Ребенком я играл, бывало, в великаны: ковер в гостиной помещает страны, на нем разбросаны деревни, города; растут леса над шелковинкой речки; гуляют мирно в их тени стада, и ссорятся, воюя, человечки.
Наверно, так же, в пене облаков с блестящего в лучах аэроплана парящие вниманьем великана следят за сетью улиц и садов, и ребрами оврагов и холмов, когда качают голубые волны крылатый челн над нашим городком пугающим, забытым и безмолвным, как на отлете обгоревший дом.
Не горсть надежд беспамятными днями здесь в щели улиц брошена, в поля, где пашня, груди стуже оголя, зимой сечется мутными дождями. Свивались в пламени страницами года, запачканные глиной огородов; вроставшие, как рак, в тела народов и душным сном прожитые тогда; – сценарии, актеры и пожары – осадком в памяти, как будто прочитал разрозненных столетий мемуары.
За валом вал, грозя, перелетал; сквозь шлюзы улиц по
дорожным стокам с полей текли войска густым потоком, пока настал в безмолвии отлив. Змеится век под лесом вереница, стеной прозрачной земли разделив: там улеглась, ворочаясь, граница.
—
За то, что Ты мне видеть это дал, молясь, теперь я жизнь благословляю. Но и тогда, со страхом принимая дни обнаженные, я тоже не роптал. В век закаленья кровью и сомненьем, в мир испытанья духа закаленьем травинкой скромной вросший, от Тебя на шумы жизни отзвуками полный, не отвечал движеньями на волны, то поглощавшие в мрак омутов, безмолвный, то изрыгавшие, играя и трубя.
В топь одиночества, в леса души немые, бледнея в их дыханьи, уходил, и слушал я оттуда дни земные: под их корой движенье тайных сил.
Какой-то трепет жизни сладострастный жег слух и взгляд и отнимал язык – был ликованьем каждый встречный миг, жизнь каждой вещи – явной и прекрасной. Вдыхать, смотреть, бывало, я зову на солнце тело, если только в силе;
подошвой рваной чувствовать траву, неровность камней, мягкость теплой пыли. А за работой, в доме тот же свет: по вечерам, когда в горшках дрожащих звучит оркестром на плите обед, следил я танец отсветов блудящих: по стенам грязным трещины плиты потоки бликов разноцветных лили, и колебались в них из темноты на паутинах нити серой пыли.
—
Но юношей, с измученным лицом – кощунственным намеком искаженным, заглядывал порою день буденный на дно кирпичных стен – в наш дом: следил за телом бледным, неумелым, трепещущим от каждого толчка – как вдохновенье в сердце недозрелом, и на струне кровавой языка сольфеджио по старым нотам пело.
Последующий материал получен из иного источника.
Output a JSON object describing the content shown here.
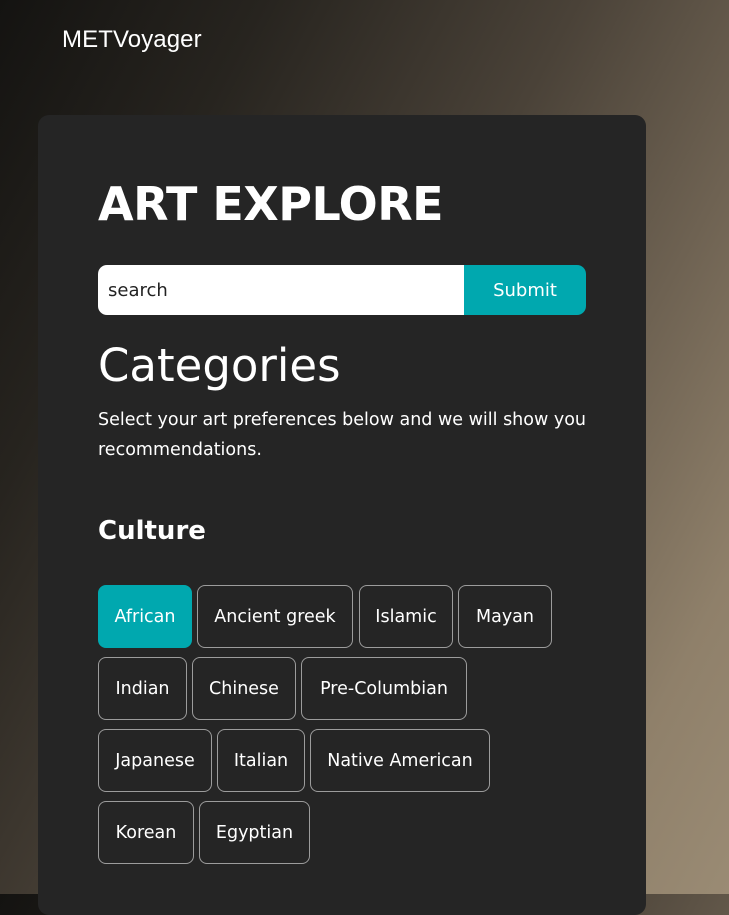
{
  "brand": "METVoyager",
  "page": {
    "title": "ART EXPLORE",
    "search": {
      "placeholder": "search",
      "submit_label": "Submit"
    },
    "categories_heading": "Categories",
    "description": "Select your art preferences below and we will show you recommendations.",
    "culture": {
      "heading": "Culture",
      "accent_color": "#00a8af",
      "chips": [
        {
          "label": "African",
          "selected": true
        },
        {
          "label": "Ancient greek",
          "selected": false
        },
        {
          "label": "Islamic",
          "selected": false
        },
        {
          "label": "Mayan",
          "selected": false
        },
        {
          "label": "Indian",
          "selected": false
        },
        {
          "label": "Chinese",
          "selected": false
        },
        {
          "label": "Pre-Columbian",
          "selected": false
        },
        {
          "label": "Japanese",
          "selected": false
        },
        {
          "label": "Italian",
          "selected": false
        },
        {
          "label": "Native American",
          "selected": false
        },
        {
          "label": "Korean",
          "selected": false
        },
        {
          "label": "Egyptian",
          "selected": false
        }
      ]
    }
  }
}
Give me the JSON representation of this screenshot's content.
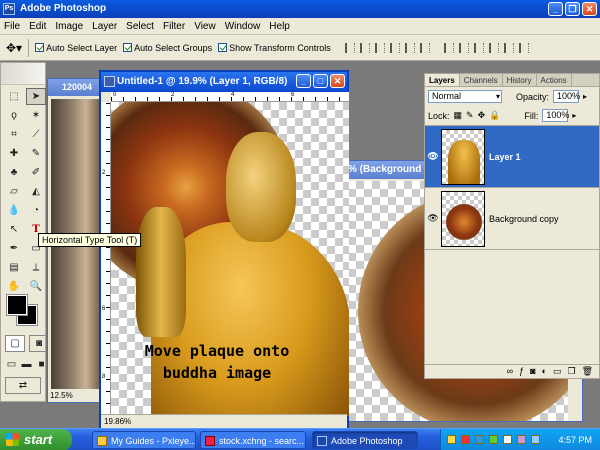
{
  "app": {
    "title": "Adobe Photoshop"
  },
  "menu": [
    "File",
    "Edit",
    "Image",
    "Layer",
    "Select",
    "Filter",
    "View",
    "Window",
    "Help"
  ],
  "options": {
    "auto_select_layer": "Auto Select Layer",
    "auto_select_groups": "Auto Select Groups",
    "show_transform": "Show Transform Controls"
  },
  "tooltip": "Horizontal Type Tool (T)",
  "doc_back": {
    "title": "120004",
    "zoom": "12.5%"
  },
  "doc_right": {
    "title": "% (Background"
  },
  "doc_main": {
    "title": "Untitled-1 @ 19.9% (Layer 1, RGB/8)",
    "zoom": "19.86%",
    "overlay_line1": "Move plaque onto",
    "overlay_line2": "buddha image",
    "ruler_top": [
      "0",
      "2",
      "4",
      "6"
    ],
    "ruler_left": [
      "2",
      "4",
      "6",
      "8"
    ]
  },
  "layers_panel": {
    "tabs": [
      "Layers",
      "Channels",
      "History",
      "Actions"
    ],
    "blend_mode": "Normal",
    "opacity_label": "Opacity:",
    "opacity": "100%",
    "lock_label": "Lock:",
    "fill_label": "Fill:",
    "fill": "100%",
    "layers": [
      {
        "name": "Layer 1"
      },
      {
        "name": "Background copy"
      }
    ]
  },
  "taskbar": {
    "start": "start",
    "items": [
      "My Guides - Pxleye...",
      "stock.xchng - searc...",
      "Adobe Photoshop"
    ],
    "clock": "4:57 PM"
  }
}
Тогда глаза сонливые огня и тишины (часы не поправляли), пытавшейся над скрежетом плиты навязывать слащавые мечты, неугасимые, для сердца потухали: смех (издевательский, жестокий) над собой, свое же тело исступленно жаля, овладевал испуганной душой. Засохший яд вспухающих уку —
сов я слизывал горячею слюной, стыдясь до боли мыслей, чувств и вкусов.
—
Боясь себя, я телом грел мечту, не раз в часы вечерних ожиданий родных со службы, приглушив плиту, я трепетал от близости желаний – убить вселенную: весь загорясь огнем любви, восторга, без пития и пищи, и отдыха покинуть вдруг жилище; и в никуда с безумием вдвоем идти, пока еще питают силы, и движут мускулы, перерождаясь в жилы.
То иначе —: слепящий мокрый снег; петля скользящая в руках окоченелых и безразличный в воздухе ночлег, когда обвиснет на веревке тело.
В минуты проблеска, когда благословлял всю меру слабости над тьмой уничтоженья – пусть Твоего не слышал приближенья, пусть утешенья слов не узнавал – касался, может быть, я области прозренья.